There’s always something to get your teeth into where football is concerned – particularly in these days of mass media – and you learn to take small bites.
However, the fare offered up in the last few weeks has been so irresistible that a serious binge session was inevitable. Football has always been a passionate game and tensions are only heightened these days with each zero added to the players’ wage slips.
Even so, it seems that you can’t move at the moment for all the ill-will and complaining. Take the AC Milan-Tottenham match last week; goodness only knows what got Gattuso’s goat but his behaviour was, at the very least, unwise.
It’s one thing to repeatedly harass Peter Crouch, the biggest player on the pitch (even if he does need a few good meals in him), but then to go picking a fight with Joe Jordan – a fearsome fellow, 59 years old or not – enters a realm quite beyond stupid.
The big kerfuffle regarding footballers using Twitter appears to be dying down, although doubtless it will rear its head again soon. Arsenal’s Jack Wilshere recently escaped punishment where Liverpool’s Ryan Babel did not, with a hastily-removed comment about inconsistent refereeing.
The impression of these footballers simply as naughty schoolchildren muttering under their breath when the teacher has his back turned is one very difficult to suppress. Where do they get it from? At any rate, Wilshere can at least look to his manager as a – er – pillar of professionalism.
Looking beyond the Premier League, it is clear that managers are also contributing to this rash of outbursts. Derby County’s Nigel Clough has said that his striker Tomasz Cywka is “not very bright” and “can go back to Wigan or wherever he came from... until he learns the game”.

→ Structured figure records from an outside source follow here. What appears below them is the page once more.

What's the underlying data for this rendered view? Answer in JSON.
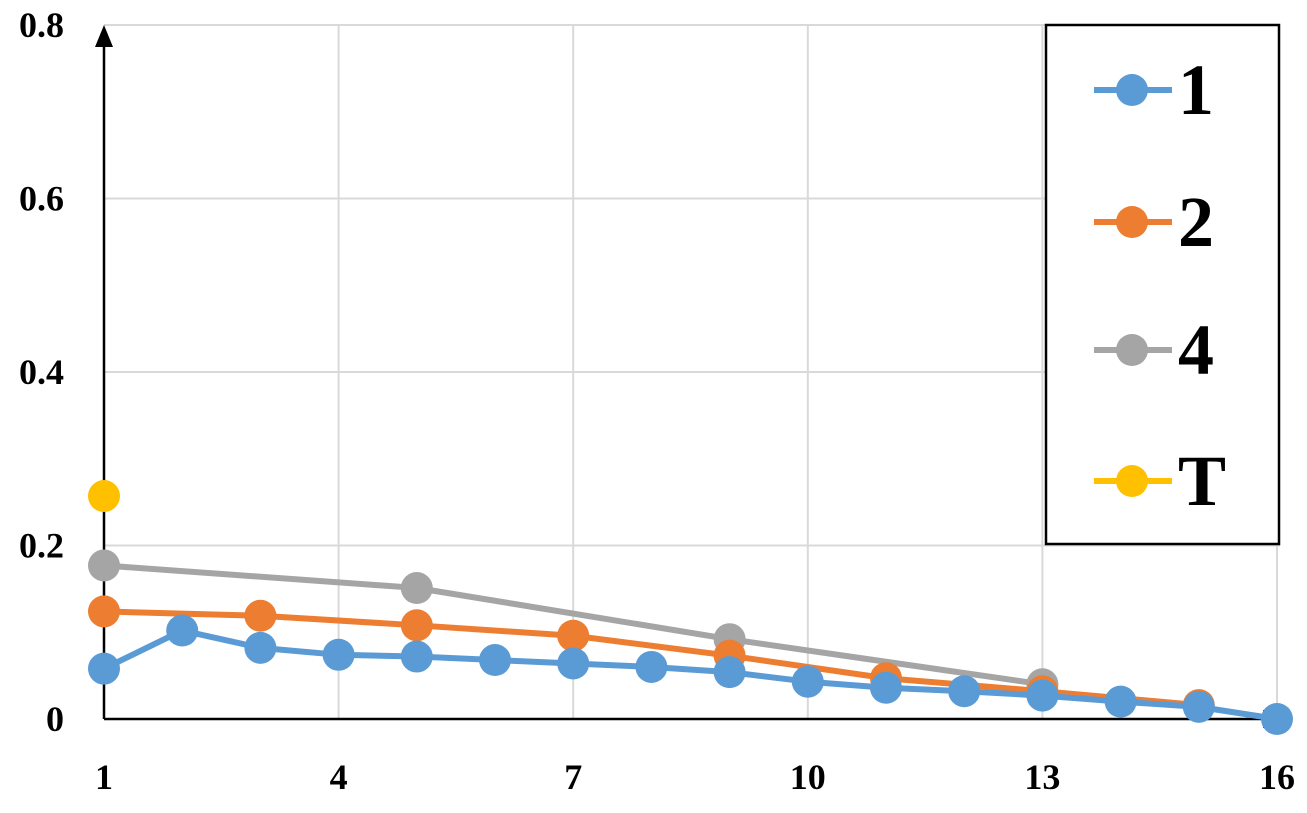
{
  "chart_data": {
    "type": "line",
    "title": "",
    "xlabel": "",
    "ylabel": "",
    "xlim": [
      1,
      16
    ],
    "ylim": [
      0,
      0.8
    ],
    "x_ticks": [
      1,
      4,
      7,
      10,
      13,
      16
    ],
    "x_tick_labels": [
      "1",
      "4",
      "7",
      "10",
      "13",
      "16"
    ],
    "y_ticks": [
      0,
      0.2,
      0.4,
      0.6,
      0.8
    ],
    "y_tick_labels": [
      "0",
      "0.2",
      "0.4",
      "0.6",
      "0.8"
    ],
    "grid": true,
    "legend_position": "top-right",
    "series": [
      {
        "name": "1",
        "color": "#5b9bd5",
        "x": [
          1,
          2,
          3,
          4,
          5,
          6,
          7,
          8,
          9,
          10,
          11,
          12,
          13,
          14,
          15,
          16
        ],
        "y": [
          0.058,
          0.102,
          0.082,
          0.074,
          0.072,
          0.068,
          0.064,
          0.06,
          0.054,
          0.043,
          0.036,
          0.032,
          0.027,
          0.02,
          0.014,
          0.0
        ]
      },
      {
        "name": "2",
        "color": "#ed7d31",
        "x": [
          1,
          3,
          5,
          7,
          9,
          11,
          13,
          15
        ],
        "y": [
          0.124,
          0.119,
          0.108,
          0.096,
          0.073,
          0.047,
          0.032,
          0.016
        ]
      },
      {
        "name": "4",
        "color": "#a5a5a5",
        "x": [
          1,
          5,
          9,
          13
        ],
        "y": [
          0.177,
          0.151,
          0.092,
          0.04
        ]
      },
      {
        "name": "T",
        "color": "#ffc000",
        "x": [
          1
        ],
        "y": [
          0.257
        ]
      }
    ]
  }
}
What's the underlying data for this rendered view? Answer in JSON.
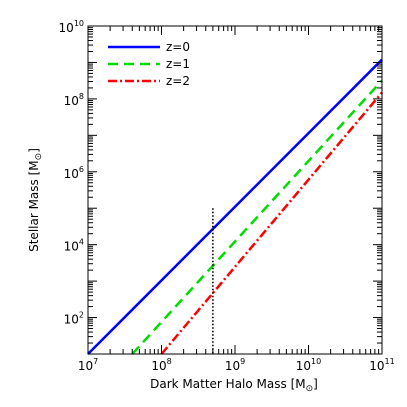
{
  "chart_data": {
    "type": "line",
    "xlabel": "Dark Matter Halo Mass [M",
    "xlabel_suffix": "]",
    "ylabel": "Stellar Mass [M",
    "ylabel_suffix": "]",
    "sun_symbol": "⊙",
    "x_scale": "log",
    "y_scale": "log",
    "xlim": [
      10000000.0,
      100000000000.0
    ],
    "ylim": [
      10,
      10000000000.0
    ],
    "x_ticks": [
      {
        "exp": 7,
        "base": "10",
        "sup": "7"
      },
      {
        "exp": 8,
        "base": "10",
        "sup": "8"
      },
      {
        "exp": 9,
        "base": "10",
        "sup": "9"
      },
      {
        "exp": 10,
        "base": "10",
        "sup": "10"
      },
      {
        "exp": 11,
        "base": "10",
        "sup": "11"
      }
    ],
    "y_ticks": [
      {
        "exp": 2,
        "base": "10",
        "sup": "2"
      },
      {
        "exp": 4,
        "base": "10",
        "sup": "4"
      },
      {
        "exp": 6,
        "base": "10",
        "sup": "6"
      },
      {
        "exp": 8,
        "base": "10",
        "sup": "8"
      },
      {
        "exp": 10,
        "base": "10",
        "sup": "10"
      }
    ],
    "grid": false,
    "legend_position": "top-left",
    "series": [
      {
        "name": "z=0",
        "color": "#0000ff",
        "dash": "solid",
        "x": [
          10000000.0,
          100000000000.0
        ],
        "y": [
          10,
          1200000000.0
        ]
      },
      {
        "name": "z=1",
        "color": "#00dd00",
        "dash": "dashed",
        "x": [
          40000000.0,
          100000000000.0
        ],
        "y": [
          10,
          320000000.0
        ]
      },
      {
        "name": "z=2",
        "color": "#ff0000",
        "dash": "dashdot",
        "x": [
          100000000.0,
          100000000000.0
        ],
        "y": [
          10,
          150000000.0
        ]
      }
    ],
    "vline": {
      "x": 500000000.0,
      "y_top": 100000.0,
      "color": "#000000",
      "dash": "dotted"
    }
  }
}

Unlike the whining of the aforementioned prima donnas, there is something undeniably refreshing about hearing a manager parroting the views of that mad bloke who sits a few rows behind you. Nevertheless, this carry-on can be in neither his nor the club’s best interests.
A little closer to home, Kilmarnock’s Alexei Eremenko has evidently been rifling through the pages of his Danny Murphy textbook. In wonder at why the opposition are not prostrate before him, Eremenko hit out at the treatment he receives in the tackle from his SPL colleagues.
However, it didn’t receive a great deal of press coverage – most probably because Eremenko is not a national media darling looking to assert himself on the punditry scene in time for his retirement. Moreover, though, he just lacked the conviction of the horribly self-involved Murphy; “nutcases” these SPL players may be, but Eremenko doesn’t “think they are going out to deliberately hurt [him]”.
The victimised tone is not utilised ad nauseum, and if he wasn’t even going to name any names then he may as well not have bothered. Speaking of nausea, that charming pair Richard Keys and Andy Gray – who last month had a stab at uniting the whole nation in outrage – have announced that they are to join talkSPORT radio, as they put Sky and that reasonably well-publicised sexism debacle behind them.
What better news with which to send you on your way? As if the talkSPORT studio wasn’t already a veritable furnace of bluster and downright bull, it should now have enough hot air to float the whole station and all its ‘experts’ up, up and away – far out of earshot. The Journal has its fingers crossed, anyway.